Но и на этом пушкинские игры с двойственным потенциалом текста не закончились. В издании 1829 г. «Недоконченная картина» была напечатана между стихотворениями «Я ускользнул от Эскулапа…» (1819) и «Возрождение» («Художник-варвар кистью сонной…», 1819). Первое из них было написано поэтом после выздоровления от «любовной» горячки: Пушкин, как сообщал Тургенев Вяземскому, «простудился, дожидаясь у дверей одной б****, которая не пускала его в дождь к себе, для того чтобы не заразить его своею болезнью»109. Второе же было прямо связано с Рафаэлем: душевное возрождение героя описывалось через аллегорию, основанную на истории картины «Святое семейство с безбородым Иосифом»110. Непосредственный контекст «Недоконченной картины» в сборнике 1829 г. оказался таким же двуплановым, как и само стихотворение: он не только позволял спроецировать судьбу Рафаэля на Пушкина, но и задавал двойное понимание этой проекции — высокое («Возрождение») и комически-низкое («Я ускользнул от Эскулапа…»)111.

Мы не возьмемся предполагать, разгадали ли москвичи пушкинскую игру или же увидели в «Недоконченной картине» не вполне внятную вариацию на «правильную» тему. Так или иначе, вскоре после выхода пушкинских «Стихотворений» 1829 г. в «Московском Вестнике» появилось новое изложение рафаэлевского мифа, в котором все идеологические акценты были расставлены «по Вакенродеру». В «Преображении» Шевырева небесная сущность гения и мистический характер его смерти педалировались как нельзя отчетливее. Рафаэль (не названный по имени, как и у Пушкина) — это серафим, посланный на землю в наказание за то, что его песни о Преображении были слишком прекрасны для человеческого слуха:

    Раз, затерянные звуки
    Долетели до земли:
    Сколько слез, молитв и муки
    Звуки те произвели!
    Не одна душа, желаньем
    Истомясь узреть фавор,
    С несвершенным упованьем
    Отлетела в божий хор.

На земле серафим воплотился в гениального художника, обреченного томиться вечной тоской по небесной родине. Написав множество картин, навеянных райскими видениями, и чувствуя приближение смерти, художник решился наконец воплотить на полотне фаворское чудо:

    И уж бога лик открытый
    Он очами ясно зрел;
    Но видением несытый,
    Бросил кисть… и улетел!112

Пушкин включил отсылку к «Преображению» в монолог Сальери:

    Что пользы в нем? Как некий херувим,
    Он несколько занес нам песен райских,
    Чтоб, возмутив бескрылое желанье
    В нас, чадах праха, после улететь!
    Так улетай же! чем скорей, тем лучше.

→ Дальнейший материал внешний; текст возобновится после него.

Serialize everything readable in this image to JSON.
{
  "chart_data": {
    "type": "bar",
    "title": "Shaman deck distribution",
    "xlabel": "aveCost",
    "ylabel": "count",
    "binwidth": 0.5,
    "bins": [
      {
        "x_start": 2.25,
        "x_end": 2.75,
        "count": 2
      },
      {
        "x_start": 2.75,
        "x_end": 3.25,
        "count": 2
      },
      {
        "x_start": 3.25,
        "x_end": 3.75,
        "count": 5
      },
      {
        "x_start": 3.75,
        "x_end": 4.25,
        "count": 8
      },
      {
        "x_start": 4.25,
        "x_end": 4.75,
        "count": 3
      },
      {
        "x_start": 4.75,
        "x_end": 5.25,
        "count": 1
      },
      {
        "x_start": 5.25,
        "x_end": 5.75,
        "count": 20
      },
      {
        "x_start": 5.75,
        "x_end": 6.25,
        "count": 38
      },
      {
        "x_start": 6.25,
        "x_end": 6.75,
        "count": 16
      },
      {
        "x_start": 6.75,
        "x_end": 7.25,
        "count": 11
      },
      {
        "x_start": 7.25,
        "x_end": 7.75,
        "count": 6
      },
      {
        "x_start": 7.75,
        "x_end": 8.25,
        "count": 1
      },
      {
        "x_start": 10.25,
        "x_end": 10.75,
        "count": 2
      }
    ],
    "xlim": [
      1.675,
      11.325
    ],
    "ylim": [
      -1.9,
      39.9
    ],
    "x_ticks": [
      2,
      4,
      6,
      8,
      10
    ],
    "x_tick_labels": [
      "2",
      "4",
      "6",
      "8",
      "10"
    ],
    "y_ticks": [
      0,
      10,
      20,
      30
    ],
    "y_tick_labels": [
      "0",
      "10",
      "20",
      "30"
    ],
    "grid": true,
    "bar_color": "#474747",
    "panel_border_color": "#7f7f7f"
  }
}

Перекличка отнюдь не случайна — как кажется, «Моцарт и Сальери» и стал главным ответом Пушкина на «московскую» концепцию гения113.

Разумеется, говорить об адресной полемике применительно к текстам такого масштаба, как «Маленькие трагедии», можно только с определенной долей условности — отдавая себе отчет в том, что разногласия с москвичами были не более чем биографическими импульсами или частью общего полемического контекста. Тем не менее выяснение этого контекста отнюдь не бесполезно для общего понимания текста, и, наоборот, прочитанный в определенной перспективе «Моцарт и Сальери» бросает довольно любопытный свет на отношения Пушкина с «московскими юношами».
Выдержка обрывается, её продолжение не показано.